L’ossigeno che introduciamo nel nostro corpo attraverso la respirazione arriva nei polmoni e, in corrispondenza degli alveoli, passa nel sangue dove si lega all’emoglobina (che passa dallo stato libero a quello legato) che lo trasporta in tutti i distretti del corpo. Quando, per le ragioni che possono essere le più disparate, questo meccanismo di scambio non funziona a dovere, allora nel flusso sanguigno in proporzione c’è meno emoglobina legata e più emoglobina libera.
È sulla rilevazione di queste due tipologie diverse di emoglobina e sul calcolo del loro rapporto reciproco che si basano i saturimetri, strumenti che permettono di determinare in modo quasi istantaneo e soprattutto non invasivo la saturazione (SpO2) del sangue.

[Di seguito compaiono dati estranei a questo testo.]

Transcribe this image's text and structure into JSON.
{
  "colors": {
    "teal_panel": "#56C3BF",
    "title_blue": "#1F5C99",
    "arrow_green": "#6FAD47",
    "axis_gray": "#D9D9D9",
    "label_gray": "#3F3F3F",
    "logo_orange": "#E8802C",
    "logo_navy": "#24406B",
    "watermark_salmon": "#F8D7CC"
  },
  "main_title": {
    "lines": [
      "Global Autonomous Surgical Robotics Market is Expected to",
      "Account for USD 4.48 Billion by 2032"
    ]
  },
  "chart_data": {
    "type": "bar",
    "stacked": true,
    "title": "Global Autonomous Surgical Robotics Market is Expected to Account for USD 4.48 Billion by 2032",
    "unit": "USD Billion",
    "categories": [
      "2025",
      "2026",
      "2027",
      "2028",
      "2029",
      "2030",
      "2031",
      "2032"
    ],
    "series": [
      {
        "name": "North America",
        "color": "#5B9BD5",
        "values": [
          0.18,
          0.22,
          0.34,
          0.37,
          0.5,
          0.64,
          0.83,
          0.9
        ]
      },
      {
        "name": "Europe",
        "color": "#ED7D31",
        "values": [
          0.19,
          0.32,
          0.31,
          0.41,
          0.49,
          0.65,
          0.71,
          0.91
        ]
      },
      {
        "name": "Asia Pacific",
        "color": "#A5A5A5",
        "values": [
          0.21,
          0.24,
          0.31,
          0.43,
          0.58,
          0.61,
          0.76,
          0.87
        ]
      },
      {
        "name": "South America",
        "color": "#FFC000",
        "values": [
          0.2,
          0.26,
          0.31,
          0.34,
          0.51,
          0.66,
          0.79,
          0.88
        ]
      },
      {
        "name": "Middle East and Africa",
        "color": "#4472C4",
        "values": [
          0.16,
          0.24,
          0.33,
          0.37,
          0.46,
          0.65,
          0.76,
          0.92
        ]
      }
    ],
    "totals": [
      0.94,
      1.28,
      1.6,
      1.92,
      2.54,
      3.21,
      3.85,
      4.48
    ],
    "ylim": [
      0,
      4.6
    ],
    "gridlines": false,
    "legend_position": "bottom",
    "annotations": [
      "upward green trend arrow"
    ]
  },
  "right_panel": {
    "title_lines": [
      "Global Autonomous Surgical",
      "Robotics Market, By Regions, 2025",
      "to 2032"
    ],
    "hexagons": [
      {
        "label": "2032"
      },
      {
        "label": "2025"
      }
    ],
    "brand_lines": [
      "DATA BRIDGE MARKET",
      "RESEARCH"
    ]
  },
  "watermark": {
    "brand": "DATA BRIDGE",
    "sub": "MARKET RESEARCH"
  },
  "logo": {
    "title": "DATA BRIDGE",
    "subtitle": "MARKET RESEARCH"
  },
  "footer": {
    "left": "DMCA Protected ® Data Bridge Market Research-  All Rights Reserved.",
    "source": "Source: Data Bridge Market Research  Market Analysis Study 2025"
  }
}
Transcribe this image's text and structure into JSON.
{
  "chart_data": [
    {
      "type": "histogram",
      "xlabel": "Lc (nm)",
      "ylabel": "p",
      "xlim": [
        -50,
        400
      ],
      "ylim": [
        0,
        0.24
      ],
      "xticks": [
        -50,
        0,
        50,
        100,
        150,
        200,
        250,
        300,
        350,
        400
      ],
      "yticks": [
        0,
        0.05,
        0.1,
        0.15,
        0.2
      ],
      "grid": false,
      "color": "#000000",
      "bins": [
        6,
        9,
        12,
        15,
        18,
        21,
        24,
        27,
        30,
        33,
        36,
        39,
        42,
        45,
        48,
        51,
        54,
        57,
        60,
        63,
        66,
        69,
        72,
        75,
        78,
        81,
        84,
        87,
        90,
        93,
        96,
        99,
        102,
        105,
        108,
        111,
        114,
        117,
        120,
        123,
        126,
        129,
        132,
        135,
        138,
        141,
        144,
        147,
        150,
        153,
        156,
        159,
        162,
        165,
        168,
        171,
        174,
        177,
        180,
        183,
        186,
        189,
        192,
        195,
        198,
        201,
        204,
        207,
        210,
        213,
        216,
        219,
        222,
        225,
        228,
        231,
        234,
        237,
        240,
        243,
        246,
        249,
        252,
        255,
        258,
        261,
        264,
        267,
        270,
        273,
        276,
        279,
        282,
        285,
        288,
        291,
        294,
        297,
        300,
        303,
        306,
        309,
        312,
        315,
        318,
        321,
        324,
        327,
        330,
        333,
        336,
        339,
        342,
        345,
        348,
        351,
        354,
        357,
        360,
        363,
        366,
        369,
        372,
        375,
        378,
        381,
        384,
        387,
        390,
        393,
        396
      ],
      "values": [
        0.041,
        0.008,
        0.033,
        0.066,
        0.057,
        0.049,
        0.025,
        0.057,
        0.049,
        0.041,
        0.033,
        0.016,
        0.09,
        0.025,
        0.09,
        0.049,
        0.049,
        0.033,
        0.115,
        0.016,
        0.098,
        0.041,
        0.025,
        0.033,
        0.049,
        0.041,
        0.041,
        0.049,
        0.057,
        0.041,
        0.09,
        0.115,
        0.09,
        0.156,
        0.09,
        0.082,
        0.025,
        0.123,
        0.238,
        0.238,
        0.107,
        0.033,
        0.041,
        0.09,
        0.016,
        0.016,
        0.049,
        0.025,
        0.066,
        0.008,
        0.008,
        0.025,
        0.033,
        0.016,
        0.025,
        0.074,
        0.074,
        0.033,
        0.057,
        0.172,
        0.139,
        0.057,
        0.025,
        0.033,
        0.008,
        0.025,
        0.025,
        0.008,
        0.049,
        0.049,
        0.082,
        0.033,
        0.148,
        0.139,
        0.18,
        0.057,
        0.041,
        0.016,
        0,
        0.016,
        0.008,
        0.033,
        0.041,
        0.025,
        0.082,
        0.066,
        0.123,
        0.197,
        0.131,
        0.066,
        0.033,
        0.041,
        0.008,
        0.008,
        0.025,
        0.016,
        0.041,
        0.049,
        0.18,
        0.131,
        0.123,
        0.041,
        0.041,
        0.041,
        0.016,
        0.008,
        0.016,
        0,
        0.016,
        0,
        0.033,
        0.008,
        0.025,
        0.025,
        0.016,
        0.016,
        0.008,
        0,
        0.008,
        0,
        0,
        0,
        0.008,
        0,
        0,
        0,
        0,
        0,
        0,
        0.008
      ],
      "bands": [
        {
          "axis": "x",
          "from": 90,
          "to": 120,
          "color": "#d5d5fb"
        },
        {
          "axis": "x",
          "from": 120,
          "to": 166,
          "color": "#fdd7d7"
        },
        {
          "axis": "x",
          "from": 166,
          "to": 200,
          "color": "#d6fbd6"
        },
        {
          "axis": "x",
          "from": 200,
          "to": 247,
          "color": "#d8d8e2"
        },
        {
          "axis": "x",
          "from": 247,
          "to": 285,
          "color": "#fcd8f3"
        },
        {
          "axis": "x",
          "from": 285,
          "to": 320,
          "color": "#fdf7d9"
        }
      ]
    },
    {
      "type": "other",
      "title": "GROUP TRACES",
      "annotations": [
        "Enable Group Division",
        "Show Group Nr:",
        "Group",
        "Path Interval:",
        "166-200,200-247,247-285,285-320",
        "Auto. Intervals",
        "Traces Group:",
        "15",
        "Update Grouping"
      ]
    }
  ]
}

Mentre nelle persone che godono di buona salute questo parametro va in genere dal 95-96% in su, nei soggetti che soffrono di patologie respiratorie – ad esempio disfunzioni polmonari – la percentuale della SpO2 può anche scendere al di sotto del 90%. In questi casi si parla della cosiddetta “ipossiemia”, che è un problema serio e da affrontare tempestivamente.

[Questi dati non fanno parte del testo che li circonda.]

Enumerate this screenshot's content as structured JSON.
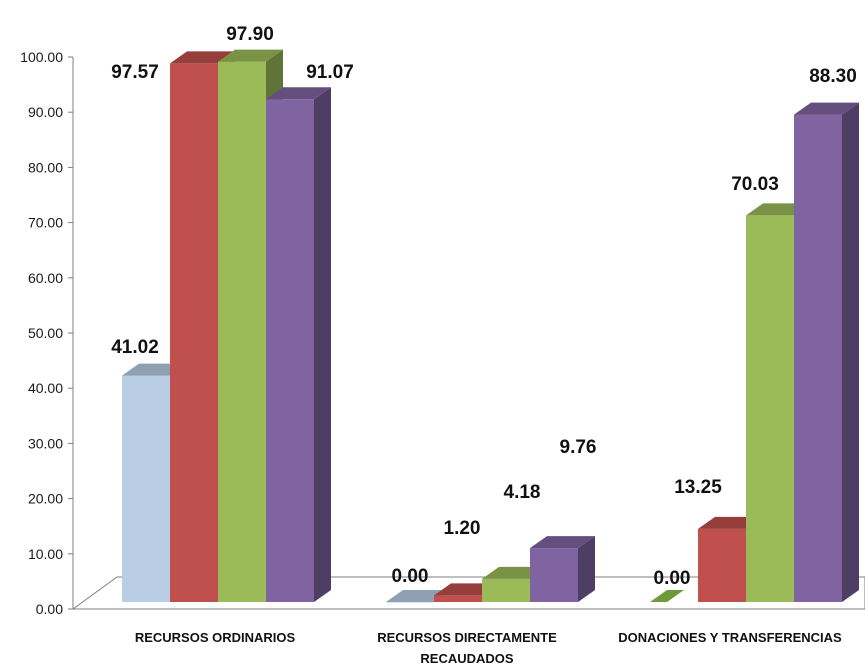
{
  "chart_data": {
    "type": "bar",
    "title": "",
    "xlabel": "",
    "ylabel": "",
    "ylim": [
      0,
      100
    ],
    "yticks": [
      "0.00",
      "10.00",
      "20.00",
      "30.00",
      "40.00",
      "50.00",
      "60.00",
      "70.00",
      "80.00",
      "90.00",
      "100.00"
    ],
    "categories": [
      [
        "RECURSOS ORDINARIOS"
      ],
      [
        "RECURSOS DIRECTAMENTE",
        "RECAUDADOS"
      ],
      [
        "DONACIONES Y TRANSFERENCIAS"
      ]
    ],
    "series": [
      {
        "color": "#b9cde5",
        "values": [
          41.02,
          0.0,
          null
        ],
        "labels": [
          "41.02",
          "0.00",
          ""
        ]
      },
      {
        "color": "#c0504d",
        "values": [
          97.57,
          1.2,
          13.25
        ],
        "labels": [
          "97.57",
          "1.20",
          "13.25"
        ]
      },
      {
        "color": "#9bbb59",
        "values": [
          97.9,
          4.18,
          70.03
        ],
        "labels": [
          "97.90",
          "4.18",
          "70.03"
        ]
      },
      {
        "color": "#8064a2",
        "values": [
          91.07,
          9.76,
          88.3
        ],
        "labels": [
          "91.07",
          "9.76",
          "88.30"
        ]
      }
    ],
    "extra_labels": [
      {
        "category": 2,
        "text": "0.00"
      }
    ],
    "grid": false,
    "legend": "none"
  }
}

I saturimetri sono stati per lungo tempo strumentazioni pressoché esclusive di ospedali, ambulatori e altri centri specializzati in salute; da diversi anni però anche il comune cittadino può avvalersi di queste tecnologie, disponibili in modelli per l’uso domestico. Essendo semplicissimi da usare e di altrettanto facile lettura, i saturimetri sono ideali per il monitoraggio casalingo di persone malate o anziani.